«Напрасно, дорогая Урсула, вы не отвечаете тому, кто любит вас больше жизни. Вы надеетесь выйти за Савиньена, но вы жестоко заблуждаетесь. Этому браку не бывать. Госпожа де Портандюэр, которая больше не станет принимать вас у себя, нынче утром, несмотря на нездоровье, пешком отправилась в Рувр, чтобы посватать мадемуазель дю Рувр за Савиньена. Рано или поздно Савиньен согласится. Почему бы и нет? Дядья молодой барышни дают за ней шестьдесят тысяч ливров годового дохода».

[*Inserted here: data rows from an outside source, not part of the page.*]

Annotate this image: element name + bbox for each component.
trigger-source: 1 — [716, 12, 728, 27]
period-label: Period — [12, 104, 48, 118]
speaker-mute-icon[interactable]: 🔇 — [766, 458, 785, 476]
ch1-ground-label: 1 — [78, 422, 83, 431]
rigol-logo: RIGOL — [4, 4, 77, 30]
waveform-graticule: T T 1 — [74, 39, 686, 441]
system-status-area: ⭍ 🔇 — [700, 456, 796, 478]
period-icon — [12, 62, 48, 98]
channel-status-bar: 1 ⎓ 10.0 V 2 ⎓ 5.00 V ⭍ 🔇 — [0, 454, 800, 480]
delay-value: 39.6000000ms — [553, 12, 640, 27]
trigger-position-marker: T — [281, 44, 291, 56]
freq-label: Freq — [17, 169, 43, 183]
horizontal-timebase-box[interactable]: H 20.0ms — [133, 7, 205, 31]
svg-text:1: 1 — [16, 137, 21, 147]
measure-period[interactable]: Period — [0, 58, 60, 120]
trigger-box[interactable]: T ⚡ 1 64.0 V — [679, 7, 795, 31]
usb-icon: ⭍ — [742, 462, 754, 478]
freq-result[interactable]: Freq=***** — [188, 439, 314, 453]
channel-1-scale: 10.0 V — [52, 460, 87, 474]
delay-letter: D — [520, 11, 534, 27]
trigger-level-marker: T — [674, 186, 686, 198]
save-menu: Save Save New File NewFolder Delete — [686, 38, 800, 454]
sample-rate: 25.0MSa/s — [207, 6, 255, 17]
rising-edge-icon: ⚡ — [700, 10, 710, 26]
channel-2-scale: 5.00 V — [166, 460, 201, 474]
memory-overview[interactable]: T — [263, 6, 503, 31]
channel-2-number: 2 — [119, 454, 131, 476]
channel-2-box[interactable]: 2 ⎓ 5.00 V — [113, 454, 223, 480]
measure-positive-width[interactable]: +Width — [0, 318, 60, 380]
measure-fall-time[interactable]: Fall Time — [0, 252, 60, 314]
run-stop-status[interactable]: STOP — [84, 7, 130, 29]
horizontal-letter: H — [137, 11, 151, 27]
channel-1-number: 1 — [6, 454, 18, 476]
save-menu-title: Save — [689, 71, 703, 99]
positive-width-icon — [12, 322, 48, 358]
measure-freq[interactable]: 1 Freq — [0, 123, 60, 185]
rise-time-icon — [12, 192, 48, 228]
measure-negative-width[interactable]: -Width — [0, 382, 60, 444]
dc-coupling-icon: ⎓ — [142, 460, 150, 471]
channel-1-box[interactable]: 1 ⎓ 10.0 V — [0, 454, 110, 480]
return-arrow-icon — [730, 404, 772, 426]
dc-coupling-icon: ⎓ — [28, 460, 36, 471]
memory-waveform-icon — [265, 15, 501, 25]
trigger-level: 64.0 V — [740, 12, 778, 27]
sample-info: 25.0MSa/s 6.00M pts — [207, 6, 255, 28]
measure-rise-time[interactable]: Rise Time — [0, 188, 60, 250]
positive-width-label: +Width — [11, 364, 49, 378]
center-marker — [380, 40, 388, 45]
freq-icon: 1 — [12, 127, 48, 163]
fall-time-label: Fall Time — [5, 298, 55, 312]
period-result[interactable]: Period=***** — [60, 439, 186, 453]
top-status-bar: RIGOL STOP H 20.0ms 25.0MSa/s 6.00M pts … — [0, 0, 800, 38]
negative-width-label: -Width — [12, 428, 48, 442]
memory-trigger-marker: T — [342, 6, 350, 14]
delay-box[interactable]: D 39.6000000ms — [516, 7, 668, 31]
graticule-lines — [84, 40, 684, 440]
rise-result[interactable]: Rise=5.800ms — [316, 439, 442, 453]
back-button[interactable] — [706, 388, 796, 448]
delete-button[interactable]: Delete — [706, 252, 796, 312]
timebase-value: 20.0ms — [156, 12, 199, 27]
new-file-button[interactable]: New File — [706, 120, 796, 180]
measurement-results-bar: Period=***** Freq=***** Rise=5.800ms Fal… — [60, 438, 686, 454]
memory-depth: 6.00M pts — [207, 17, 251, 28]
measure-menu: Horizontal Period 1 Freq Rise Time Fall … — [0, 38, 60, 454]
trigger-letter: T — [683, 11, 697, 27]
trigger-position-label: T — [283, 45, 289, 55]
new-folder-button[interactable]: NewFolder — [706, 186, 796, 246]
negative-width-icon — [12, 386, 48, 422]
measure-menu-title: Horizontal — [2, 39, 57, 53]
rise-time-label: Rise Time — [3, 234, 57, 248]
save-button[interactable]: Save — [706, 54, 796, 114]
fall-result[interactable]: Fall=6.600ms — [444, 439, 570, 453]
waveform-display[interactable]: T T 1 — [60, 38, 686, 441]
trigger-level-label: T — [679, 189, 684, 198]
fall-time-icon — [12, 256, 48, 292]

Это письмо причинило Урсуле жестокую боль; девушка впервые узнала ревность, и чувство это произвело на ее тонкую и ранимую душу такое действие, что настоящее, будущее и даже прошлое начали представляться ей в черном свете. С той минуты, как она прочла роковое письмо, она словно окаменела; сидя в кресле доктора, глядя перед собой в одну точку, предавалась она горестным раздумьям. Радость жизни в единый миг сменилась в ее душе смертным холодом. Увы! хуже того: ее состояние напоминало ужасное пробуждение мертвых, восстающих из гроба, чтобы узнать, что Бога не существует, — пробуждение, описанное в шедевре чудного гения по имени Жан-Поль[175]. Четырежды тетушка Буживаль пыталась накормить Урсулу завтраком, и всякий раз девушка бессильно опускала руку, не в силах донести до рта кусочек хлеба. Тетушка Буживаль принималась журить Урсулу, но та только махала рукой и произносила ужасные слова: «Подите прочь!» столь же властно, сколь мягко звучали ее приказания прежде. Наблюдая за хозяйкой через стеклянную дверь в кухню, старая кормилица заметила, что лицо девушки то краснеет, то бледнеет — Урсулу бросало то в жар, то в холод. К четырем часам состояние ее ухудшилось; она каждую минуту вскакивала, чтобы посмотреть, не идет ли Савиньен, но Савиньен не показывался. Ревность и сомнения отнимают у любви всякую стыдливость. Урсула, которая до сих пор не позволяла себе ни единого движения, способного выдать ее страсть, надела шляпку, закуталась в шаль и собралась пойти навстречу Савиньену, но остатки целомудрия удержали ее. Она возвратилась в маленькую гостиную и дала волю слезам. Когда вечером на пороге показался кюре, несчастная кормилица кинулась к нему со словами:
— Ах, сударь, ума не приложу, что такое приключилось с барышней, она...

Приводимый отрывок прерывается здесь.